Le Parlement français a définitivement adopté le projet de loi autorisant l'approbation de l'accord entre le gouvernement français et le Royaume des Pays-Bas portant délimitation de la frontière entre Saint-Martin et Sint Maarten. Le texte a été adopté sans modification par l'Assemblée nationale le 16 juillet 2026, mettant un terme à la procédure parlementaire en France.

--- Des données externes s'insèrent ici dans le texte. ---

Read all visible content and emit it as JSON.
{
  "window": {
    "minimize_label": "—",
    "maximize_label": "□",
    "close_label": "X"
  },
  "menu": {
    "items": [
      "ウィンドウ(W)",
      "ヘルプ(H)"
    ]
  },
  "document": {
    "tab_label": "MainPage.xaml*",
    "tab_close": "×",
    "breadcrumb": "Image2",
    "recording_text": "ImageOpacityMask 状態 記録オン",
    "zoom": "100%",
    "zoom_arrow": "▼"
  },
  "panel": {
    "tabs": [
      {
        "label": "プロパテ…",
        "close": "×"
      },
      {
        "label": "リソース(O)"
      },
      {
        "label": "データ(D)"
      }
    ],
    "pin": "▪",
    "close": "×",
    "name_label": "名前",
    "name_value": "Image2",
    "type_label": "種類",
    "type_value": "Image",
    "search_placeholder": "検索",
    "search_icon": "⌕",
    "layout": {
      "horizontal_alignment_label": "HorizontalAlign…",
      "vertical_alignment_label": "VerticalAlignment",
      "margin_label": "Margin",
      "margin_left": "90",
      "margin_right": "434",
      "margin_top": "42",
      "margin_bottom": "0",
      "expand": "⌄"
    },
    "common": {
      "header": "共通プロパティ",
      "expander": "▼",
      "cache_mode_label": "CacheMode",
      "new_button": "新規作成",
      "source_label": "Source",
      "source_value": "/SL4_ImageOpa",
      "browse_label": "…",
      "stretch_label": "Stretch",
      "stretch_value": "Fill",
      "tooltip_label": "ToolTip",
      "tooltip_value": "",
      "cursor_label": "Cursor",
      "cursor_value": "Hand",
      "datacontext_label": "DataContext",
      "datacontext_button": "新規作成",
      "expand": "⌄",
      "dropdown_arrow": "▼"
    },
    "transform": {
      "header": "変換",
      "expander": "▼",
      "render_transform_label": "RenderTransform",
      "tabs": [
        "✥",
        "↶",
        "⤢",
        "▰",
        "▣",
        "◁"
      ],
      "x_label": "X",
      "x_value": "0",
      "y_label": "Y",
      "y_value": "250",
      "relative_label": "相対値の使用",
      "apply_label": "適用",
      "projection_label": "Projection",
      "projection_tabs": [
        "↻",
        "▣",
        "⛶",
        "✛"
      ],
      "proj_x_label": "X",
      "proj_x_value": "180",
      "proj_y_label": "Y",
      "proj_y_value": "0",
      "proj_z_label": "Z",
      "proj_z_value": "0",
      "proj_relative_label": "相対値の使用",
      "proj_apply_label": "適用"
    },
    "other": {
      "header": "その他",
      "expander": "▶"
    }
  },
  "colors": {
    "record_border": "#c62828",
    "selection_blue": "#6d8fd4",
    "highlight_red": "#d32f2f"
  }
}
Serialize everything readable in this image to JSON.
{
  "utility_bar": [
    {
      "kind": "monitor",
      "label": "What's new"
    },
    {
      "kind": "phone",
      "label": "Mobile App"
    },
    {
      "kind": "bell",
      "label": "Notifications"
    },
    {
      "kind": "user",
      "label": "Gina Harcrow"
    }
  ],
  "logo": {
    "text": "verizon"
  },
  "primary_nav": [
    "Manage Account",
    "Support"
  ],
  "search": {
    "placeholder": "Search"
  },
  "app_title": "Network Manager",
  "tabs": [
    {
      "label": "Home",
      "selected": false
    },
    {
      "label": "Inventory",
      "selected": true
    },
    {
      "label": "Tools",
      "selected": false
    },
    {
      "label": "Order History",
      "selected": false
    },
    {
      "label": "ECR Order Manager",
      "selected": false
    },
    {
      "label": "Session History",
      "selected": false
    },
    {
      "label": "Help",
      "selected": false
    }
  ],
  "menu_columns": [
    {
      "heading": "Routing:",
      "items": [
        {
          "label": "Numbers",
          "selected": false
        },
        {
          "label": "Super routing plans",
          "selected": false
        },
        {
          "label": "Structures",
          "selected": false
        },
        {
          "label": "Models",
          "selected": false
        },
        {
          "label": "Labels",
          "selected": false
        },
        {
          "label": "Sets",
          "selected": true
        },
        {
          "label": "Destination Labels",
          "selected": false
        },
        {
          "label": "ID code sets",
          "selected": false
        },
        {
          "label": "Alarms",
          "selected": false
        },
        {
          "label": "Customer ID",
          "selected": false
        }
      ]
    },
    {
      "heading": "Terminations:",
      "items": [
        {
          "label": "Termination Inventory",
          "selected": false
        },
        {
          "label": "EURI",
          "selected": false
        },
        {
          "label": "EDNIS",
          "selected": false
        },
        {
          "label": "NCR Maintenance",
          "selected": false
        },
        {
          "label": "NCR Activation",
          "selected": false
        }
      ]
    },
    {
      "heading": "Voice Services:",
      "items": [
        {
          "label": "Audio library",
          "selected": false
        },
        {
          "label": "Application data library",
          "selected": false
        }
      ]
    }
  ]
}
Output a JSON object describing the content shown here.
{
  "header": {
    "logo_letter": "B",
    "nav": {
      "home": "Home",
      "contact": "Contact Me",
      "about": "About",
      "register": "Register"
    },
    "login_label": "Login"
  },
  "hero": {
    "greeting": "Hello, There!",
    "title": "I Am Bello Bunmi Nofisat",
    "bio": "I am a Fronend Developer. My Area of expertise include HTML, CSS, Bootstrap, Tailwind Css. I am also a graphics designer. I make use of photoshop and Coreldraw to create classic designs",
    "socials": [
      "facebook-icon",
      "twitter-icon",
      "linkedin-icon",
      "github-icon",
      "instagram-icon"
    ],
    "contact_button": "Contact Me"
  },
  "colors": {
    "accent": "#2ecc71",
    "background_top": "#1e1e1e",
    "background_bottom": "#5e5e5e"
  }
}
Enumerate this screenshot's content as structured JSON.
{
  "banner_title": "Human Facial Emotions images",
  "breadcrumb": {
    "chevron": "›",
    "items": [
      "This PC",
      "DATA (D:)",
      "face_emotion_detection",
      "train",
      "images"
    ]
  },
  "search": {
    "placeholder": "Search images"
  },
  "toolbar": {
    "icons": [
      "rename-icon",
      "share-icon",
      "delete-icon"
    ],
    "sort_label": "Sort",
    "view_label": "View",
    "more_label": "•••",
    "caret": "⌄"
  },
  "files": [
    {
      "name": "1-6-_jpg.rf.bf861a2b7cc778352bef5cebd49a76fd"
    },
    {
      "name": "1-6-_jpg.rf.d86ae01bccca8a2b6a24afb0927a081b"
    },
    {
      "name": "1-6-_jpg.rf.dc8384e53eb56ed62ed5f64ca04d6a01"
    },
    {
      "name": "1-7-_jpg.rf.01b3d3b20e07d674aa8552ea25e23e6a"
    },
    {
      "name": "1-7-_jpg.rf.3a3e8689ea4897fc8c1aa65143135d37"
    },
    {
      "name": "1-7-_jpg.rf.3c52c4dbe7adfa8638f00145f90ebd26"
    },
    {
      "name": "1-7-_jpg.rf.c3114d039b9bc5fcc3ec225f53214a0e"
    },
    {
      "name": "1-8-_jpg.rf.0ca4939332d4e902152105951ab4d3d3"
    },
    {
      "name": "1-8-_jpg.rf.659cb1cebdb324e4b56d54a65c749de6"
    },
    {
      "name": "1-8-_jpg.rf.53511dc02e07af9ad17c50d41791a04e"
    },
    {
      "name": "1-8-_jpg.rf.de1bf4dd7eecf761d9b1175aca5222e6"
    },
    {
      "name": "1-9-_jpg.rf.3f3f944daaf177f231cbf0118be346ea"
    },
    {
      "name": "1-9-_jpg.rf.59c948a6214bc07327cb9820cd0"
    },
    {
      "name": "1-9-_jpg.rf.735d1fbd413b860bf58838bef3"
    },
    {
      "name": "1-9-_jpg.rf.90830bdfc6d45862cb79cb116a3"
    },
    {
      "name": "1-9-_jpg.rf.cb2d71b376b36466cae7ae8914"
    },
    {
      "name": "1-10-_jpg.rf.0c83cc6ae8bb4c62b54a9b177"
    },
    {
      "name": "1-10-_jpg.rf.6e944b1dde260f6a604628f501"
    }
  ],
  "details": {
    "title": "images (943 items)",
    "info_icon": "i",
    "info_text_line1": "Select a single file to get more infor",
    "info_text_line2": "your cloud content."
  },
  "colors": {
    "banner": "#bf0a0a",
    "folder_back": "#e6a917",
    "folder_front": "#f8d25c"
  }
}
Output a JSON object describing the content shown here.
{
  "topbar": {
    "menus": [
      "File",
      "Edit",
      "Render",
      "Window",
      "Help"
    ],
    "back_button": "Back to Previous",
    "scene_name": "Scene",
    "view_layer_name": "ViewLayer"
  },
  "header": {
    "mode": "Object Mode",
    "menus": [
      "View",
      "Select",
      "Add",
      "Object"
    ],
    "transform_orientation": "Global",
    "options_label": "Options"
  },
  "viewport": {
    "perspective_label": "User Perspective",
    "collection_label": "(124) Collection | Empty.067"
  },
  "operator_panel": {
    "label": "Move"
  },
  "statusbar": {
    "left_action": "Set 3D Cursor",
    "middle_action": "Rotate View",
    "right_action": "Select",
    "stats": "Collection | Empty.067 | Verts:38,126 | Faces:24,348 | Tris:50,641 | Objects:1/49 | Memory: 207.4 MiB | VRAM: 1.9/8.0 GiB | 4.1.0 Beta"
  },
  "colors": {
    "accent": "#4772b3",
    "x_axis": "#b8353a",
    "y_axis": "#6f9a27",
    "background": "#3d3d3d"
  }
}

L'accord, signé le 26 mai 2023 à Belle Plaine et Belvédère, vise à fixer définitivement le tracé de la frontière entre les deux parties de l'île, dont certains segments n'avaient jamais été juridiquement délimités depuis le traité de Concordia de 1648.

Mettre fin à des décennies d'incertitudes

Bien que la frontière soit reconnue dans les faits depuis plusieurs siècles, plusieurs secteurs restaient juridiquement contestés, en particulier autour d'Oyster Pond. Cette absence de délimitation précise a été à l'origine de différends récurrents. En 2016, un litige est ainsi né autour de la rénovation d'un restaurant, les autorités françaises estimant que le bâtiment relevait de leur compétence, contrairement aux autorités de Sint Maarten.

Après le passage de l'ouragan Irma en 2017, ces zones d'incertitude ont également compliqué certaines opérations de reconstruction et de gestion des infrastructures, faute de frontière officiellement définie.

Oyster Pond au cœur du nouveau tracé

Le traité prévoit que la frontière traversera désormais le milieu d'Oyster Pond, attribuant la partie nord de la baie à la France et la partie sud à Sint Maarten. Le traité place l'ancienne marina Captain Oliver sous juridiction française. Le texte clarifie également le tracé dans plusieurs secteurs, notamment à Cupecoy, Belle Plaine, Marigot Hill Road et le long de la route menant à Oyster Pond. Il encadre en outre les droits de navigation, les possibilités de mouillage, la pêche traditionnelle ainsi que l'accès aux voies navigables. Une commission mixte des frontières sera créée pour assurer le suivi, le balisage et l'entretien de la frontière, tandis qu'une structure de coopération facilitera la gestion des questions transfrontalières. Pour les habitants comme pour les visiteurs, aucune modification n'est prévue : la libre circulation sera maintenue et aucun poste-frontière ne sera instauré entre les deux parties de l'île.

Le Parlement néerlandais doit encore se prononcer

Si la France a désormais achevé sa procédure d'approbation, le traité n'est pas encore définitivement ratifié. Au Royaume des Pays-Bas, le gouvernement a déposé le 28 mai 2026 le projet de loi autorisant la ratification de l'accord. Le texte est actuellement examiné par le Parlement néerlandais. Après son adoption par la Chambre des représentants puis par le Sénat, le Royaume pourra procéder à la ratification officielle. Le traité n'entrera en vigueur qu'une fois les procédures constitutionnelles achevées dans les deux États et après l'échange des notifications officielles entre Paris et La Haye. La France a désormais rempli sa part du processus. L'entrée en vigueur de la nouvelle frontière juridique dépend désormais de l'issue du vote du Parlement néerlandais.